Hi Vik, could you please do a video on nasal valve surgery with alar batten graft? I’m due to have this done in the near future as my nasal valve collapse is quite band and strips aren’t that effective due to having a large nose and the collapse occurring at the inner valve area. I also have OSA and the collapse negatively impacts my CPAP treatment. I was also offered turbinate reduction but will refuse that as I’ve decided to tackle the root cause which is dust mites. Thanks and keep the great videos coming as your channel is invaluable for people like myself 👍
It has been my understanding that in the U.S., a person has to fail using CPAP in order to qualify for this implant due to insurance requirements (CPAP is cheaper...). That said, my husband has been trying to get a CPAP machine for months and has yet to get one thanks to the clinic and insurance hoops. We have no idea how much it's going to cost especially since the year ended and we now have to pay the new deductible again. We have what's considered really good medical insurance for the U.S. too. (Thank you for reading my rant about how horrible the U.S. medical system is!)
Not sure what a deducible is, but I'm glad you have cover. There are loads of steps prior to an implant so go through the options with your team. I use about 42 operations for snoring and sleep apnoea personally.
A deductible is a copayment that the holder of the insurance of any kind is responsible for while the policy pays the rest. There are also supplemental policies in healthcare that will cover the deductible so no out of pocket expense.
I'm on a Medicare Advantage Plan that will pay for Inspire although I'm not sure what my copay is yet. I have a follow up appt. In February for moderate obstructive sleep apnea. I started with the Resmed 11. I lasted about 9 months. I have a sinus issue that blocks one nostril every night. Never during the day. 5 ENTs and 2 MRIs say all is normal. Obviously not good forcing air up a blocked nostril. Still better than no machine but since I have Bruxism I decided to switch to an oral appliance and kill 2 birds with one stone😂. I am at the 9 month interval and again failing. The device is too large for my small mouth, but that is the way they are made so nothing to do about that. According to the Snorelab app I do a little bit better with it in than out. Now I also have prostate cancer and BPH. PSA is going down gradually 16 months after Viewray Mridian MRI linac radiation hypofractionated treatment. The BPH I did not treat because it did not become an issue until 6 months before radiation treatment and I couldn't postpone the RT any longer. So now on Flo max (Tamsulosin). One of the side effects is.....drum roll please! Sinus congestion! Perfect mess. So l have multiple contributing factors to sleep issues. I have improved recently by changing when and how I take flo max and and am getting up about every 3 to 4 hours at night. Not bad. When I had undiagnosed sleep apnea and no BPH 4 years ago my sleep was much worse. I should have had a sleep study 20years ago. I'm 71 tomorrow. When I went in to discuss results of the sleep study I was told I qualified for Inspire. Obviously I have exhausted other options and plan on moving forward in February when my appt. comes up. I cancelled the appt last March because I was getting the oral appliance and wanted to wait a few months to see how it was working. The next available appt was 11 MONTHS! So that is this February. Just getting over my first experience with Covid that started Dec 12. My sinuses are feeling better and not clogging as bad but still every night (that has been going on for 35 years). What I'm hoping is that the radiation treatment from 10/22 continues to shrink the prostate over the next 9 months and I can stop the medication. Otherwise it will take a Urolift or other procedure to open up a pathway. Obviously the first solution is desired. I made it 68 years with no medical issues so can't complain 😊!
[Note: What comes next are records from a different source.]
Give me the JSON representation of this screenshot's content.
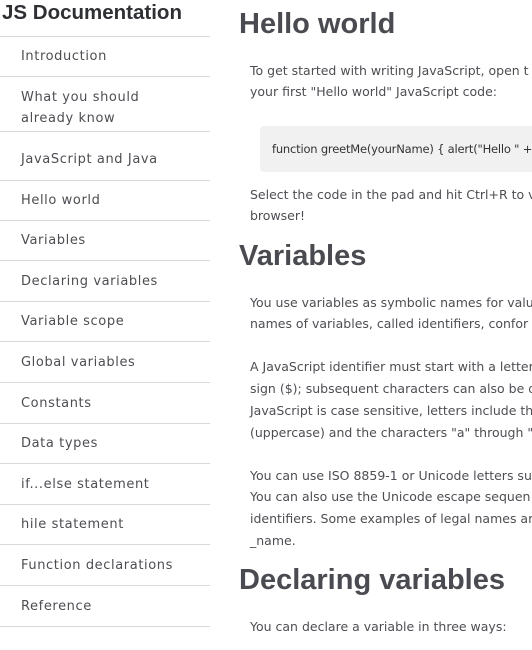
{
  "nav": {
    "header": "JS Documentation",
    "links": [
      "Introduction",
      "What you should already know",
      "JavaScript and Java",
      "Hello world",
      "Variables",
      "Declaring variables",
      "Variable scope",
      "Global variables",
      "Constants",
      "Data types",
      "if...else statement",
      "hile statement",
      "Function declarations",
      "Reference"
    ],
    "link_what_line1": "What you should",
    "link_what_line2": "already know"
  },
  "sections": {
    "hello": {
      "title": "Hello world",
      "p1_line1": "To get started with writing JavaScript, open t",
      "p1_line2": "your first \"Hello world\" JavaScript code:",
      "code": "function greetMe(yourName) { alert(\"Hello \" + you",
      "p2_line1": "Select the code in the pad and hit Ctrl+R to v",
      "p2_line2": "browser!"
    },
    "variables": {
      "title": "Variables",
      "p1_line1": "You use variables as symbolic names for valu",
      "p1_line2": "names of variables, called identifiers, confor",
      "p2_line1": "A JavaScript identifier must start with a letter",
      "p2_line2": "sign ($); subsequent characters can also be d",
      "p2_line3": "JavaScript is case sensitive, letters include the",
      "p2_line4": "(uppercase) and the characters \"a\" through \"",
      "p3_line1": "You can use ISO 8859-1 or Unicode letters su",
      "p3_line2": "You can also use the Unicode escape sequen",
      "p3_line3": "identifiers. Some examples of legal names ar",
      "p3_line4": "_name."
    },
    "declaring": {
      "title": "Declaring variables",
      "p1_line1": "You can declare a variable in three ways:"
    }
  }
}
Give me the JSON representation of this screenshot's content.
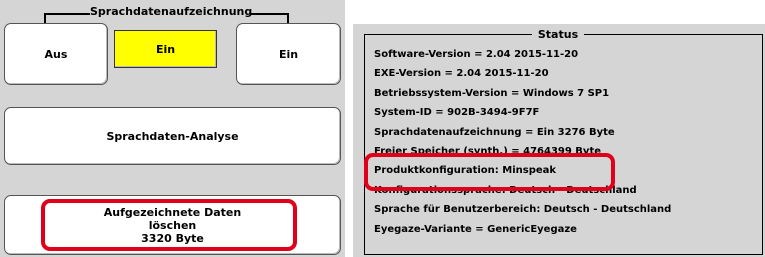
{
  "recording_group": {
    "title": "Sprachdatenaufzeichnung",
    "btn_off": "Aus",
    "btn_on_active": "Ein",
    "btn_on": "Ein"
  },
  "analysis_button": "Sprachdaten-Analyse",
  "delete_button": {
    "line1": "Aufgezeichnete Daten",
    "line2": "löschen",
    "line3": "3320  Byte"
  },
  "status": {
    "title": "Status",
    "lines": [
      "Software-Version = 2.04 2015-11-20",
      "EXE-Version = 2.04 2015-11-20",
      "Betriebssystem-Version = Windows 7 SP1",
      "System-ID = 902B-3494-9F7F",
      "Sprachdatenaufzeichnung = Ein 3276 Byte",
      "Freier Speicher (synth.) = 4764399 Byte",
      "Produktkonfiguration: Minspeak",
      "Konfigurationssprache: Deutsch - Deutschland",
      "Sprache für Benutzerbereich: Deutsch - Deutschland",
      "Eyegaze-Variante =  GenericEyegaze"
    ]
  },
  "colors": {
    "active_yellow": "#ffff00",
    "highlight_red": "#e0001a",
    "panel_gray": "#d5d5d5"
  }
}
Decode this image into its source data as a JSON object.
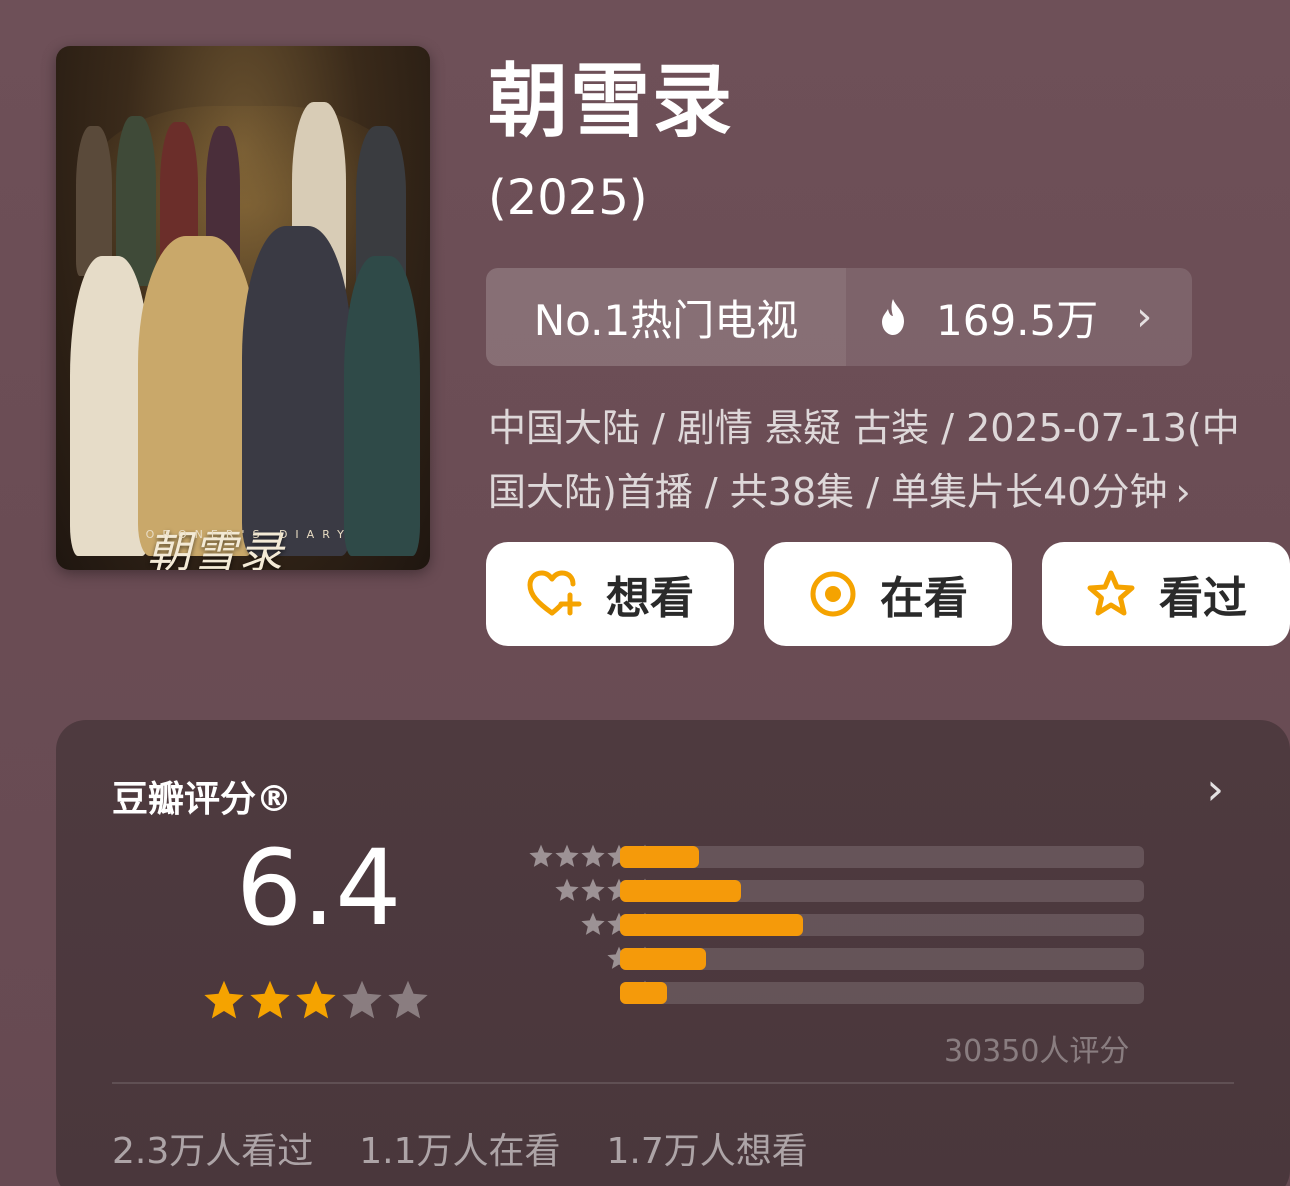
{
  "poster": {
    "calligraphy_title": "朝雪录",
    "english_title": "CORONER'S DIARY"
  },
  "header": {
    "title": "朝雪录",
    "year": "(2025)"
  },
  "rank": {
    "label": "No.1热门电视",
    "heat": "169.5万",
    "flame_icon": "flame-icon",
    "accent": "#ffffff"
  },
  "meta": {
    "line1": "中国大陆 / 剧情 悬疑 古装 / 2025-07-13(中",
    "line2": "国大陆)首播 / 共38集 / 单集片长40分钟"
  },
  "actions": {
    "want_label": "想看",
    "watching_label": "在看",
    "watched_label": "看过",
    "icon_color": "#f5a300"
  },
  "rating": {
    "title": "豆瓣评分®",
    "score": "6.4",
    "stars_filled": 3,
    "stars_total": 5,
    "count_text": "30350人评分",
    "distribution": [
      {
        "stars": 5,
        "fraction": 0.15
      },
      {
        "stars": 4,
        "fraction": 0.23
      },
      {
        "stars": 3,
        "fraction": 0.35
      },
      {
        "stars": 2,
        "fraction": 0.165
      },
      {
        "stars": 1,
        "fraction": 0.09
      }
    ],
    "bar_color": "#f59a0a",
    "star_color": "#f5a300"
  },
  "stats": {
    "watched": "2.3万人看过",
    "watching": "1.1万人在看",
    "want": "1.7万人想看"
  }
}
Fantastic news Mr Veer !. I am one of your patients and awaiting a a DI sleep endoscopy . Hopefully it will work and be well tolerated by all 👍. Many thanks for all your hard work in this field !
Look forward to it. Fingers crossed for you
I myself a medical practitioner, suffering from UARS with symptoms of mild difficulty in
swallowing, often enlarged lingual tonsils. Anatomical Mallampati grade2, often a mouth breather, history of tonsillitis, pneumonia and throat infections. Came across your channel for a better understanding of UARS. I’m planning for tonsillectomy.
If you’ve any recommended treatment please share. Thanks
I hadn't even heard of this procedure until now. I'm sure there will be many people that will benefit from your hard work to get this approved.
I love it when you put out video's. Easy to listen to and informative.
Do you know if they do this procedure in Australia?
I'm pretty sure that they do. They are certainly doing research into implants (as we are working on this together for a different company).
They definitely use them in Australia. There are surgeons who have a particular interest in implanting these devices. And yes they work quite well.
Wow! Thank You so very much Dr. I was diagnosed with sleep apnea but couldnt get on with mask, so will get referral to come & see you.
People like me, are So grateful to doctors like you who are prepared to go above & beyond, to help patients!
Ive other issues linked to scar tissue in my cervical region, so Need a good ENT consultant. Look forward to meeting you & do hope i can have this procedure asap will change my life! 😊God Bless You🙏🤩
I'll do my best to help. Speak to your GP, I'll see you soon.
@@VikVeerENTSurgeon
Have met many different types of doctor's/surgeons, over years, but you, Dr Veer, are Amazing! 🌟💯 Congratulations!!✨🎉
Your Patience, Hard Work, Committment, Professionalism & all time/energy used, in order for this implant to be available to those who meet criteria, not just in UK, but on NHS! Wow!! THANK YOU DR👏👏👏
I know, it wasnt an easy challenge, especially with all NHS red tape, but its one that has now, been given green light, Thanks to all your hard work!
This says so much about you, as person & Doctor/Surgeon! Shows You Truly Care about lives of UK Patients & know/will have Proven to NHS decision makers that this implant Works! You'll hv saved/changed many peoples lives in yr career.
Your great efforts, have already brought me Alot of Hope, that this procedure Will Change My Life (in Many Positive Ways) & change lives of so many patients/partners, whose lives are severely affected, on daily basis, by vast array of symptoms, from this life threatening condition. Many of whom, like myself, hv tried, but Cant get on with using cpap/ mask.
A family member, (with no diagnosed health issues) passed away, during their sleep recently. They may well hv had sleep apnea undiagnosed. So my family & I who I've just told about what you've achieved), are praying I'll be suitable candidate for this implant.(meet min level during sleep study.)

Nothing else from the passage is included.